Suara.com - Sosok Permadi Arya, atau yang lebih populer dengan nama panggung Abu Janda, kembali menjadi pusat perhatian publik di tanah air.
Setelah aksi pengusirannya dari sebuah program televisi menjadi perbincangan hangat, kini identitas keagamaannya kembali dipertanyakan oleh netizen.
Hal ini dipicu oleh beredarnya kembali foto lama yang diduga memperlihatkan dirinya sedang berada di situs suci umat Yahudi, Tembok Ratapan, Yerusalem.
Banyak pihak yang penasaran mengenai latar belakang keyakinannya.
Berdasarkan informasi profilnya, Abu Janda adalah seorang aktivis media sosial dan influencer yang secara konsisten mengidentifikasi dirinya sebagai seorang Muslim.
Identitas ini sering ia tunjukkan melalui penampilannya yang khas dengan atribut budaya santri, seperti penggunaan peci dan kain sarung dalam berbagai kesempatan.
Tak hanya itu, kredibilitasnya sebagai seorang Muslim juga diperkuat dengan afiliasinya di organisasi GP Ansor, sebuah badan otonom di bawah naungan Nahdlatul Ulama (NU), di mana ia terdaftar sebagai anggota Banser (Barisan Ansor Serbaguna).
Dalam kiprahnya, ia sering menyuarakan pandangan Islam Moderat atau Islam Nusantara serta aktif melawan radikalisme.
Namun, sebuah postingan dari akun Threads dewaaphrodite pada 11 Maret 2026 ini kembali memantik api kontroversi dengan mengunggah foto yang diduga Abu Janda sedang berdoa di Tembok Ratapan.
Dalam unggahan tersebut, akun itu menuliskan kritik tajam.
"Ngaku sangat Islam, nguasai ayat alquran, anggota banser tapi kelakuan zionis, khusuk banget di tembok ratapan. ini orang emang gak jelas otaknya," tulisnya.
Viral foto diduga Abu Janda

Tembok Ratapan sendiri merupakan sisa-sisa dinding pembatas dari Bait Suci Kedua yang sangat disucikan oleh umat Yahudi, meskipun area ini memang terbuka untuk pengunjung dari berbagai latar belakang agama.
Isu agama ini mencuat kembali tepat setelah Abu Janda terlibat debat sengit dalam program "Rakyat Bersuara" yang dipandu Aiman Witjaksono.
Dalam diskusi bertajuk “Perang Meluas, Kita Harus Bagaimana”, Abu Janda terlihat emosi saat berhadapan dengan akademisi dan diplomat senior.
Ia bahkan sempat memaki mantan Duta Besar RI untuk Tunisia, Ikrar Nusa Bakti, setelah sang diplomat menyatakan, “Jangan Anda pikir Amerika tuh negara yang baik.”
Dengan nada tinggi, Abu Janda membalas, “Gue tidak ada urusan sama perasaan lo pak!”
Puncak kegaduhan terjadi saat pembahasan mengenai sejarah Palestina, di mana Abu Janda dengan keras membantah adanya utang sejarah Indonesia kepada Palestina, yang berujung pada permintaan pengusiran dirinya oleh pakar hukum Feri Amsari.
Feri menegaskan bahwa dukungan dari tokoh-tokoh Palestina pada masa perjuangan kemerdekaan adalah fakta sejarah, bukan hoaks.
"Semangat betul dengan salahnya ya.
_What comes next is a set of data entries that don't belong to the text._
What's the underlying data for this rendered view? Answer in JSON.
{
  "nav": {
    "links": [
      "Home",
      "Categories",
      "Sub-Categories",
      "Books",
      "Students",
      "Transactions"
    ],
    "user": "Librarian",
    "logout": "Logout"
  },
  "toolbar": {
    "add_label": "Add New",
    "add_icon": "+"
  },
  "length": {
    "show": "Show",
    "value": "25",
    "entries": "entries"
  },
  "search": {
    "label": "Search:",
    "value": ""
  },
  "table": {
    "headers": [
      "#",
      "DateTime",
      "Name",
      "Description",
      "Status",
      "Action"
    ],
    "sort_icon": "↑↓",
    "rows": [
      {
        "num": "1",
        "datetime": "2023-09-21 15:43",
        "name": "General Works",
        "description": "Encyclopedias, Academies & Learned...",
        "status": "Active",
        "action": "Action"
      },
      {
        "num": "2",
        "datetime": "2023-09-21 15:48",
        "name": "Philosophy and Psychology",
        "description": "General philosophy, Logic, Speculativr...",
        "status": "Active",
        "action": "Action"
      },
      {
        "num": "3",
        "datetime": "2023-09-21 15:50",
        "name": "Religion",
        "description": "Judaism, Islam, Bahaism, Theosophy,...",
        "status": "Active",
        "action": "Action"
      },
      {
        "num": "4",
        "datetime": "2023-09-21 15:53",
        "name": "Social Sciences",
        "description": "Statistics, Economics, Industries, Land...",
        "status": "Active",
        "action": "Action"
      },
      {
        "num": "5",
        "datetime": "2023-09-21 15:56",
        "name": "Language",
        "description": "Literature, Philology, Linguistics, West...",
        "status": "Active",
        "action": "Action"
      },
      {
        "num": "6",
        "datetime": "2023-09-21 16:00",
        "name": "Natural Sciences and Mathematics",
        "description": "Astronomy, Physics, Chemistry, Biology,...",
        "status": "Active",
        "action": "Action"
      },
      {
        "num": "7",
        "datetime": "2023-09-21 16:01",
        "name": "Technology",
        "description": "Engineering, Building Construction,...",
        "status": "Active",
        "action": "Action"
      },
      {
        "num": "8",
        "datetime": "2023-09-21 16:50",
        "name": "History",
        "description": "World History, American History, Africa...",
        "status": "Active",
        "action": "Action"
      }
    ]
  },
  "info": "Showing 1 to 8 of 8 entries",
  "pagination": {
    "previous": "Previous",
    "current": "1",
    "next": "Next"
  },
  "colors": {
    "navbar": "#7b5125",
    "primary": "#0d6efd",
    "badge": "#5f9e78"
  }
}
Bahwa yang dilakukan adalah bangsawan Palestina yang memberikan sumbangan kepada Agus Salim untuk bergerak di Timur Tengah dalam upaya kampanya kemerdekaan, itu bukan hoaks, tapi otak Anda saja yang tidak menangkap," tegas Feri dalam debat tersebut.
Kombinasi antara sikapnya yang kontroversial di layar kaca dan kemunculan foto di situs Yerusalem tersebut kini membuat publik di kota-kota besar terus mempertanyakan konsistensi identitas sang influencer.